4.  What will be the biggest challenge that McHenry County College will face over the next four years and how will you meet it?

Accepting the fact that the State of Illinois will not have unlimited resources with which to bless MCC has got to be our first priority.  Once we accept it, we can look at other options, as outlined in question #2 above. As an institution of higher learning, I would certainly think we could all work together (students, faculty, administration, and Board) to come up with some creative ideas to do more with less. As our population continues to dwindle and newcomers arrive with less wealth than those leaving who take their wealth with them, the financial constraints will become more pronounced. Developing better communications with area businesses, former students and the community at-large can open conversations for new cost-saving partnerships. The College must also be led by Trustees willing to step up and face the reality that a graduation rate of 28% is nothing to be proud of. Too many individuals get elected and become part of the bureaucracy; this is not the role of a Trustee.
The Board is not in place to serve administration; the Board is in place to serve the community.  

5.  Do you agree with the board’s recent decisions on layoffs?  Why or why not?

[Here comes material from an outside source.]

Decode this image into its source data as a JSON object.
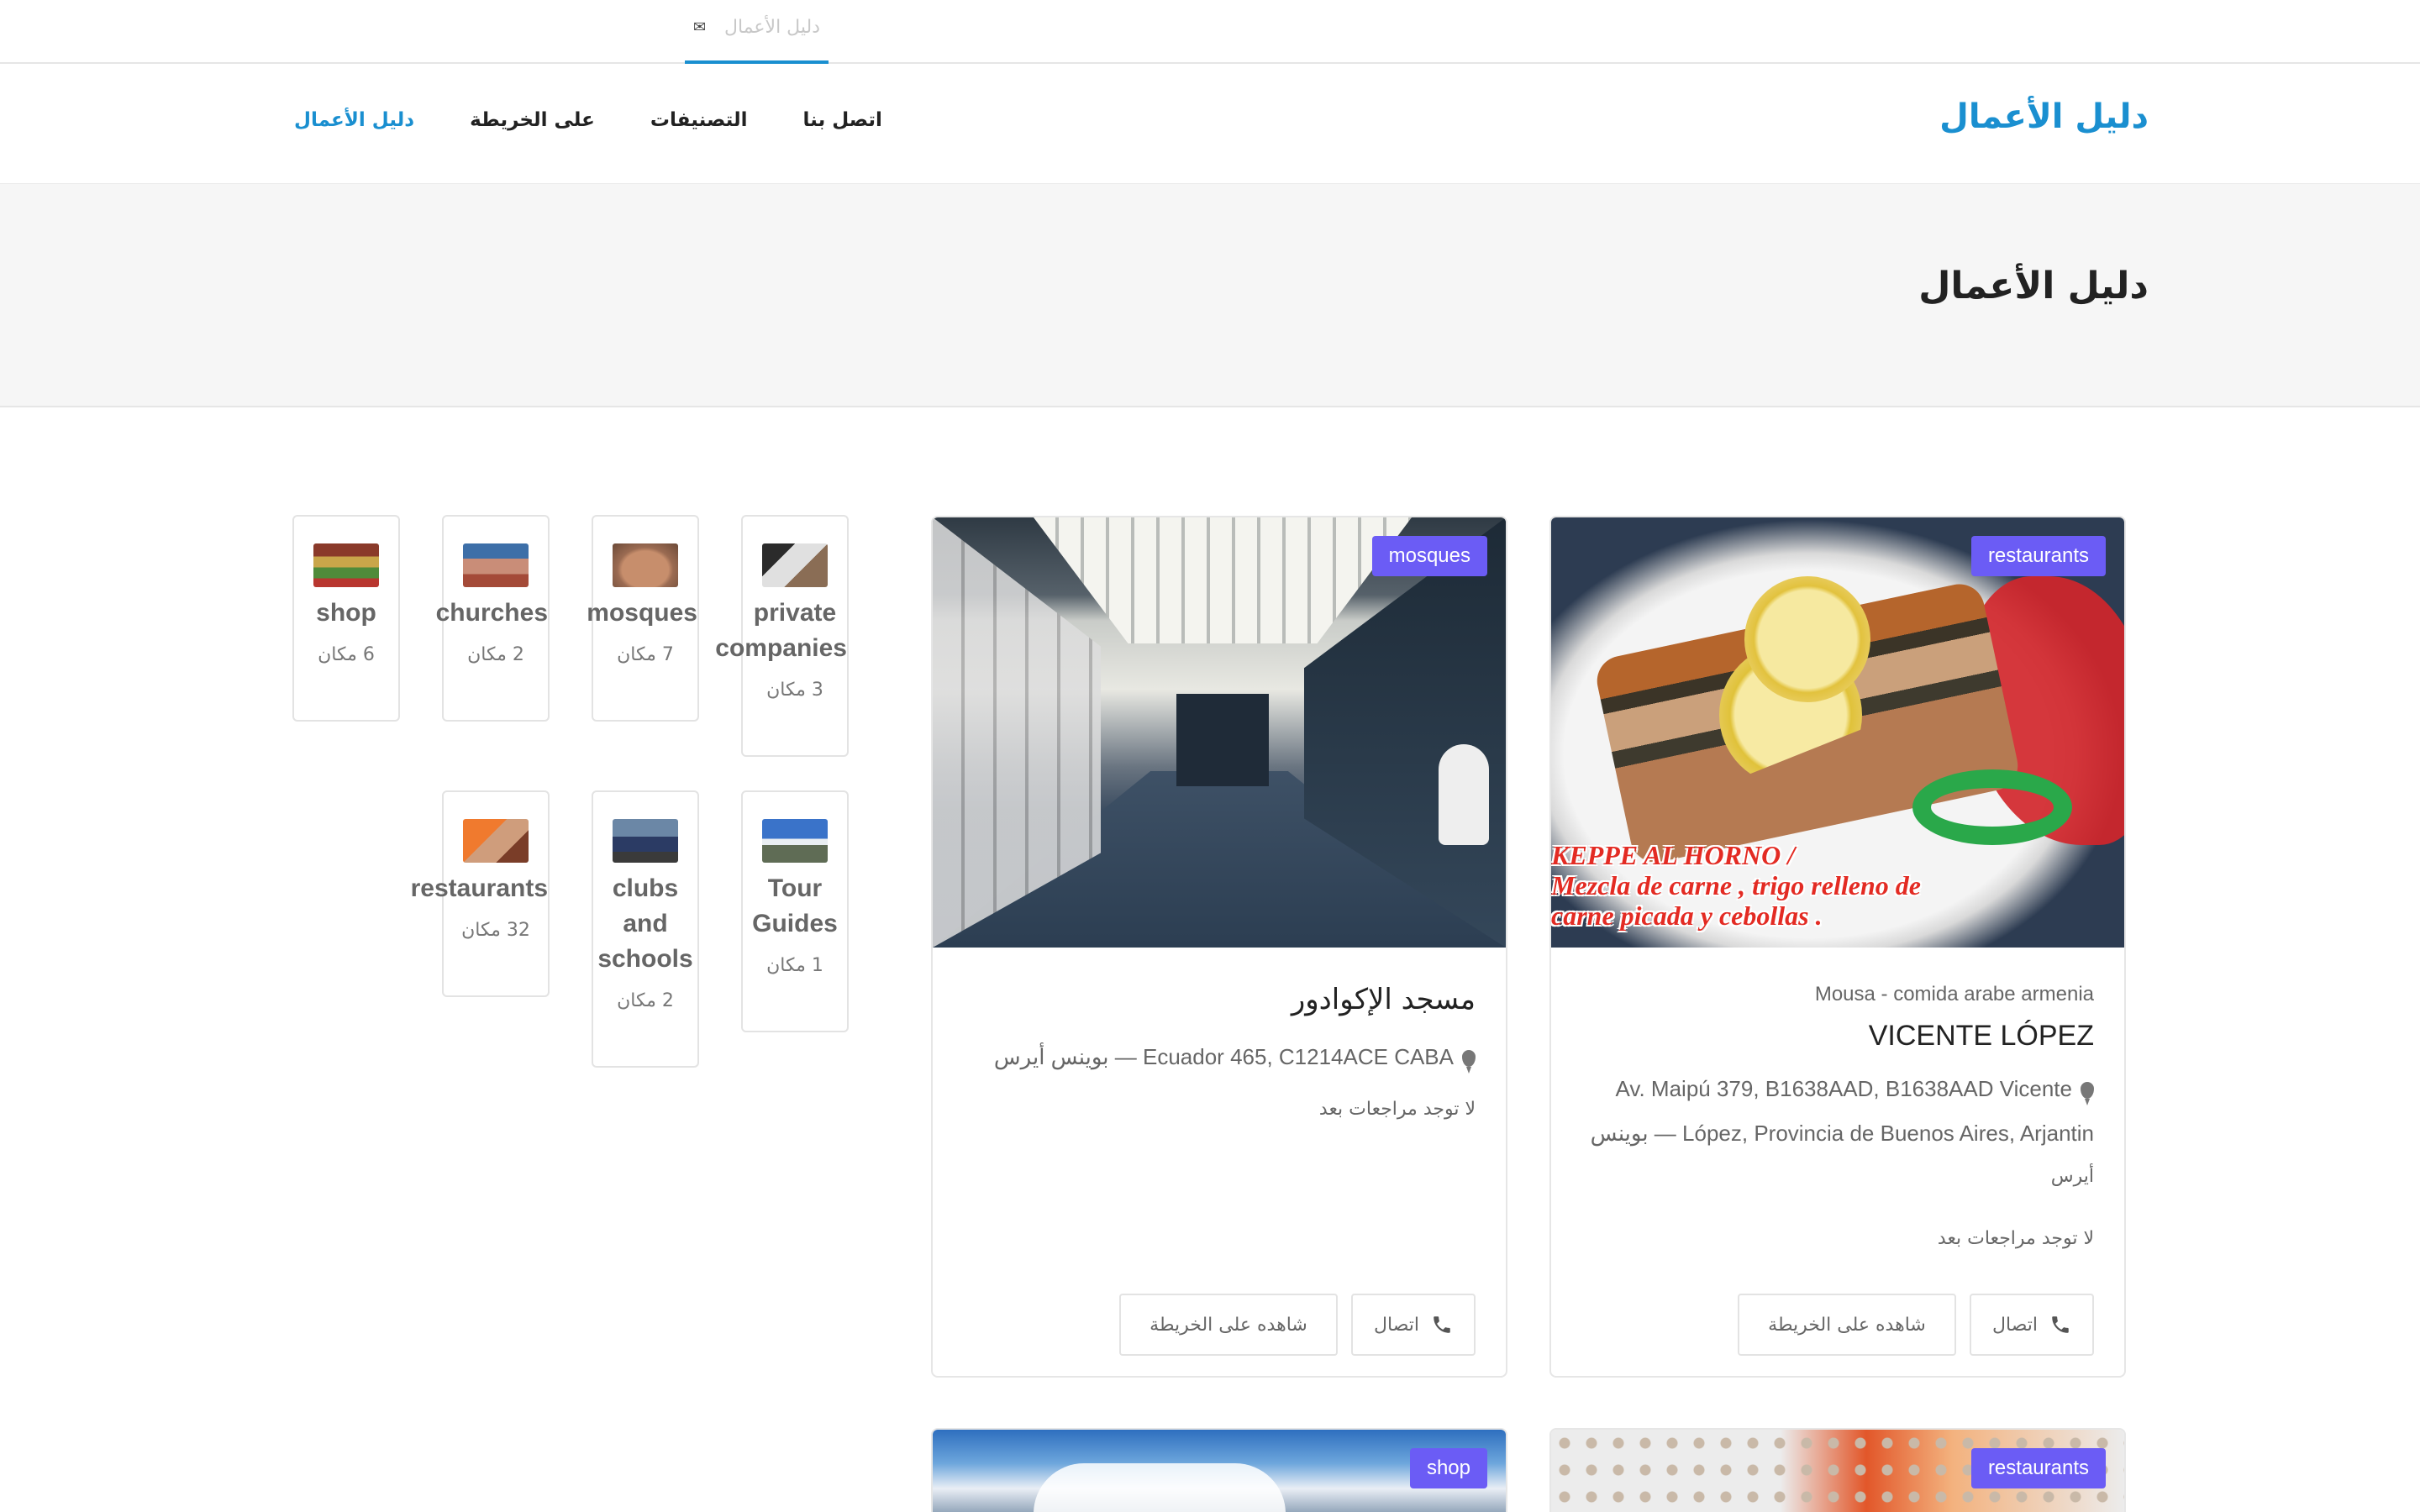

Generally speaking, salaries are the largest portion of expenses in most business situations. When projected revenues fail to materialize, whether due to decreased enrollment or deferred receivables, the quickest way to staunch the bleeding is to eliminate a portion of the employees from the payroll.  Not having been privy to the backup information which led the Board to this decision targeting these particular employees, it’s difficult for me to totally agree that these would have been my choice for terminations.  Again, during my ‘interview’ with faculty a couple weeks prior to the announcement of these terminations, I brought up the terminations at Rock Valley and suggested MCC was not in any way sheltered from the prospects of the same issue. It’s not a question of whether or not these people are ‘nice’ people; every staff/faculty/administration person I’ve spoken with has been a ‘nice’ person. These are always difficult decisions and should have been based on which positions are absolutely essential to the role of education at MCC, and which we can afford to relinquish – even if only short term.

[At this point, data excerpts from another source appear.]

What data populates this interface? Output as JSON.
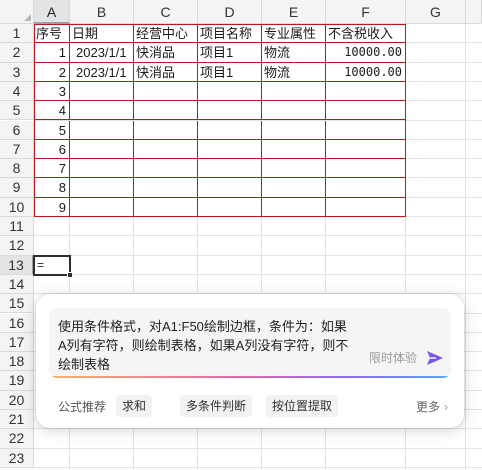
{
  "columns": [
    "A",
    "B",
    "C",
    "D",
    "E",
    "F",
    "G"
  ],
  "rows": [
    "1",
    "2",
    "3",
    "4",
    "5",
    "6",
    "7",
    "8",
    "9",
    "10",
    "11",
    "12",
    "13",
    "14",
    "15",
    "16",
    "17",
    "18",
    "19",
    "20",
    "21",
    "22",
    "23"
  ],
  "selected_column": "A",
  "selected_row": "13",
  "table": {
    "headers": [
      "序号",
      "日期",
      "经营中心",
      "项目名称",
      "专业属性",
      "不含税收入"
    ],
    "rows": [
      [
        "1",
        "2023/1/1",
        "快消品",
        "项目1",
        "物流",
        "10000.00"
      ],
      [
        "2",
        "2023/1/1",
        "快消品",
        "项目1",
        "物流",
        "10000.00"
      ],
      [
        "3",
        "",
        "",
        "",
        "",
        ""
      ],
      [
        "4",
        "",
        "",
        "",
        "",
        ""
      ],
      [
        "5",
        "",
        "",
        "",
        "",
        ""
      ],
      [
        "6",
        "",
        "",
        "",
        "",
        ""
      ],
      [
        "7",
        "",
        "",
        "",
        "",
        ""
      ],
      [
        "8",
        "",
        "",
        "",
        "",
        ""
      ],
      [
        "9",
        "",
        "",
        "",
        "",
        ""
      ]
    ]
  },
  "active_cell": {
    "content": "="
  },
  "ai_panel": {
    "prompt": "使用条件格式，对A1:F50绘制边框，条件为：如果A列有字符，则绘制表格，如果A列没有字符，则不绘制表格",
    "trial_label": "限时体验",
    "send_icon": "send-arrow-icon",
    "recommend_label": "公式推荐",
    "chips": [
      "求和",
      "多条件判断",
      "按位置提取"
    ],
    "more_label": "更多"
  },
  "colors": {
    "border_red": "#c0161e",
    "send_purple": "#7b55f0"
  }
}
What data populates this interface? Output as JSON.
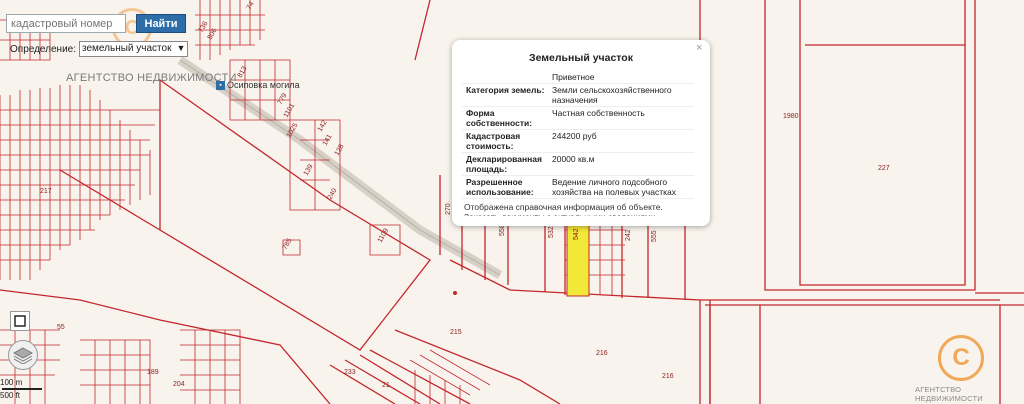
{
  "search": {
    "placeholder": "кадастровый номер",
    "find_label": "Найти"
  },
  "mode": {
    "label": "Определение:",
    "selected": "земельный участок"
  },
  "agency": {
    "name": "АГЕНТСТВО НЕДВИЖИМОСТИ",
    "logo_letter": "С"
  },
  "map": {
    "place_name": "Осиповка могила",
    "parcels": [
      {
        "id": "1980"
      },
      {
        "id": "227"
      },
      {
        "id": "216"
      },
      {
        "id": "216b",
        "label": "216"
      },
      {
        "id": "215"
      },
      {
        "id": "233"
      },
      {
        "id": "21"
      },
      {
        "id": "204"
      },
      {
        "id": "189"
      },
      {
        "id": "55"
      },
      {
        "id": "217"
      },
      {
        "id": "785"
      },
      {
        "id": "1109"
      },
      {
        "id": "240"
      },
      {
        "id": "128"
      },
      {
        "id": "139"
      },
      {
        "id": "141"
      },
      {
        "id": "142"
      },
      {
        "id": "1101"
      },
      {
        "id": "1025"
      },
      {
        "id": "779"
      },
      {
        "id": "813"
      },
      {
        "id": "806"
      },
      {
        "id": "736"
      },
      {
        "id": "74"
      },
      {
        "id": "532"
      },
      {
        "id": "542"
      },
      {
        "id": "242"
      },
      {
        "id": "555"
      },
      {
        "id": "558"
      },
      {
        "id": "270"
      }
    ]
  },
  "controls": {
    "square_icon": "square-toggle-icon",
    "layers_icon": "layers-icon"
  },
  "scale": {
    "label1": "100 m",
    "label2": "500 ft"
  },
  "popup": {
    "title": "Земельный участок",
    "close": "×",
    "rows": [
      {
        "key": "",
        "value": "Приветное"
      },
      {
        "key": "Категория земель:",
        "value": "Земли сельскохозяйственного назначения"
      },
      {
        "key": "Форма собственности:",
        "value": "Частная собственность"
      },
      {
        "key": "Кадастровая стоимость:",
        "value": "244200 руб"
      },
      {
        "key": "Декларированная площадь:",
        "value": "20000 кв.м"
      },
      {
        "key": "Разрешенное использование:",
        "value": "Ведение личного подсобного хозяйства на полевых участках"
      }
    ],
    "note": "Отображена справочная информация об объекте. Заказать документы с актуальными сведениями"
  },
  "colors": {
    "boundary": "#c4262e",
    "highlight": "#f2e837",
    "find_button": "#2d6ea8",
    "logo": "#f0a14a"
  }
}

6.  What do you consider to be McHenry County College’s primary role in the community?

There’s no doubt MCC’s primary goal is education/higher learning. Their Mission Statement says:  “Our focus is learning.  Student success is our goal.” While there are certainly several categories of learning, it doesn’t say their mission is the best health and fitness club, the best baseball team, or the best underwater polo team. Their mission is to offer opportunities for learning  – regardless of the age or goals of their students. As I’ve said before, there are various reasons for people to take advantage of learning opportunities:  Some are working toward a degree or certification, others are fine-tuning their skills to move-up or stay current in their present job, still others simply want additional knowledge or skills for their own pleasure and enjoyment. Each of the appropriate educational arenas must be balanced with what the students are willing to pay, as well as what the taxpayers are willing to pay.